The gross rent for your unit (i.e., the sum of your contract rent and the utility allowance that HACA credits to the family) has to be reasonable--that is, no more than the gross rent for comparable unassisted units in the area of the unit proposed to be assisted.  In addition, if the unit is in a multi-unit building, you can charge no more for it than what you charge for comparable unassisted units in the building.  HACA determines rent reasonableness by inspecting your unit and, then, comparing its rent to that of, at least, two comparable unassisted units in your unit's area.

In addition to being reasonable, the gross rent for your unit has to be affordable by the tenant.  For an initial contract (that is, HACA's first Section 8 HCVP contract with you on behalf of this family in this unit), the total of the tenant's portion (that is, the monthly rent payed directly to you by the tenant) and the utility allowance can be no more than 40%of the family's income.  The 40% requirement does not apply if the tenant already in the unit is a current participant in the Section 8 HCVP.

How much of the rent do I get from HACA?  How much from the tenant?

To determine HACA's payment to you, HACA:

  1. Calculates the gross rent (i.e., the sum of your contract rent and the utility allowance that HACA credits to the family).
  2. Calculates 30% of the family's income.1
  3. Subtracts 30% of the family's income from the lesser of the payment standard or the gross rent.2

The difference between 30% of the family's income and the lesser of the payment standard or the gross rent is HACA's monthly payment to you.  The family pays you the remainder.  (The family is also responsible for the full security deposit.  HACA does not pay any portion of it.)

 

Example

HACA's payment standard for a 2-BR unit in Hayward is $1,377.  Assume that your unit is vacant, and that you're asking $1,400 for it.   To not make the example more complex, also assume that your contract rent of $1,400 includes all essential utilities.  That is, the family is not, separately, responsible for the cost of any essential utilities.  Consequently, there is no separate utility allowance.  In this example, since the contract rent includes all essential utilities, the contract rent and the gross rent are the same, i.e., $1,400.

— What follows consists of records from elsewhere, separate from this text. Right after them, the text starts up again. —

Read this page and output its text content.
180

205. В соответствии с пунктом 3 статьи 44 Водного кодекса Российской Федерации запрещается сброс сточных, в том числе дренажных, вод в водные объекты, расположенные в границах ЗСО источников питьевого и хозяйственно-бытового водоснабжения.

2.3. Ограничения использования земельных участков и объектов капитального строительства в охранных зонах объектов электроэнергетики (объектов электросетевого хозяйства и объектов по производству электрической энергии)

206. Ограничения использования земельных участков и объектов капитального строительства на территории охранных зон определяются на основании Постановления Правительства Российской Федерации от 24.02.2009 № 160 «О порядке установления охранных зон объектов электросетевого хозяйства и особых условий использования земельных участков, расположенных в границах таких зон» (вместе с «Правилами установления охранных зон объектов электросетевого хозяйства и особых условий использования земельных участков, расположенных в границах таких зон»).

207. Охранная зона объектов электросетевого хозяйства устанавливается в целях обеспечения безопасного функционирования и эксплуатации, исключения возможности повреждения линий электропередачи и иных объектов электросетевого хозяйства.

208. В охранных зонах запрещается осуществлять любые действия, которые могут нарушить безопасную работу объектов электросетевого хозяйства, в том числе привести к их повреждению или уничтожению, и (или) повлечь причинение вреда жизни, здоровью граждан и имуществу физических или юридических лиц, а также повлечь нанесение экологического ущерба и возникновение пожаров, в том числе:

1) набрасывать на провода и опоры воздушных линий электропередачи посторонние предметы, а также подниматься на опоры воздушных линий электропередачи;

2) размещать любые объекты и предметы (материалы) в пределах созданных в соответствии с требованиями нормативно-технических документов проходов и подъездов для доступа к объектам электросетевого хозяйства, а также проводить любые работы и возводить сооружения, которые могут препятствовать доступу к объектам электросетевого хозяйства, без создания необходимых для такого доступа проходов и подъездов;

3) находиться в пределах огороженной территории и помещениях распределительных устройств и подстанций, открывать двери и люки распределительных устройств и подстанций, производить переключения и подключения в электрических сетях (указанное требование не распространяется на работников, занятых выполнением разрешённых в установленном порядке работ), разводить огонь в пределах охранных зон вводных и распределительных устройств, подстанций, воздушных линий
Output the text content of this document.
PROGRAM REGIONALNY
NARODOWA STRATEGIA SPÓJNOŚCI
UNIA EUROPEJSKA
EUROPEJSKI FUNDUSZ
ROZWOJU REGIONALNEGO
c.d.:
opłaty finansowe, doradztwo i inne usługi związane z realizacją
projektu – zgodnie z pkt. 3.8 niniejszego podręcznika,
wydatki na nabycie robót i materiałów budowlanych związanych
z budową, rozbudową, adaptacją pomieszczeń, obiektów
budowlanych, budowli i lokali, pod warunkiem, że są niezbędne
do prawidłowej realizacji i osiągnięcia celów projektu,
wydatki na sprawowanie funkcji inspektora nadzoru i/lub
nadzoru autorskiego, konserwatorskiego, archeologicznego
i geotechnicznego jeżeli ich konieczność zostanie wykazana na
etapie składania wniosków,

  1. After inspecting your unit and comparing its gross rent to that of, at least, two comparable unassisted units in your unit's area, HACA has determined that $1,400 is a reasonable rent.
  2. HACA has calculated 30% of the family's income to be $412.  As a result, HACA's monthly payment to you is $965.  (Since the $1,377 payment standard is less than the $1,400 gross rent for your unit, HACA subtracted $412 from $1,377 ($1,377 - $412 = $965).  In this example, on the first of each month, HACA's payment to you would be $965.
  3. The tenant's portion would be $435, the difference between your $1,400 contract rent and HACA's payment to you of $965 ($1,400 - $965 = $435).
  4. Since your unit is vacant, this would be the initial contract on it for the family.   Consequently, HACA has to determine whether the family's tenant's portion exceeds 40% of its income.  In this example, HACA has determined that the tenant's portion of $435 does not exceed 40% of the family's income.
Based on items 1 through 4 above, your rent of $1,400 is both reasonable and  affordable to the family.  HACA can enter into a Section 8 HCVP contract with you for this unit on behalf of the family.  HACA's monthly payment to you on behalf of this family would be $965.


1 In limited circumstances, alternate formulas may apply.

2 As required by HUD regulations, HACA subtracts 30% of the family's income from the lesser of the payment standard or the gross rent regardless of whether this is an initial contract and the family is willing and allowed by regulations to have a total tenant's portion (that is, the tenant's rent payment directly to you) and the utility allowance up to 40% of the family's income.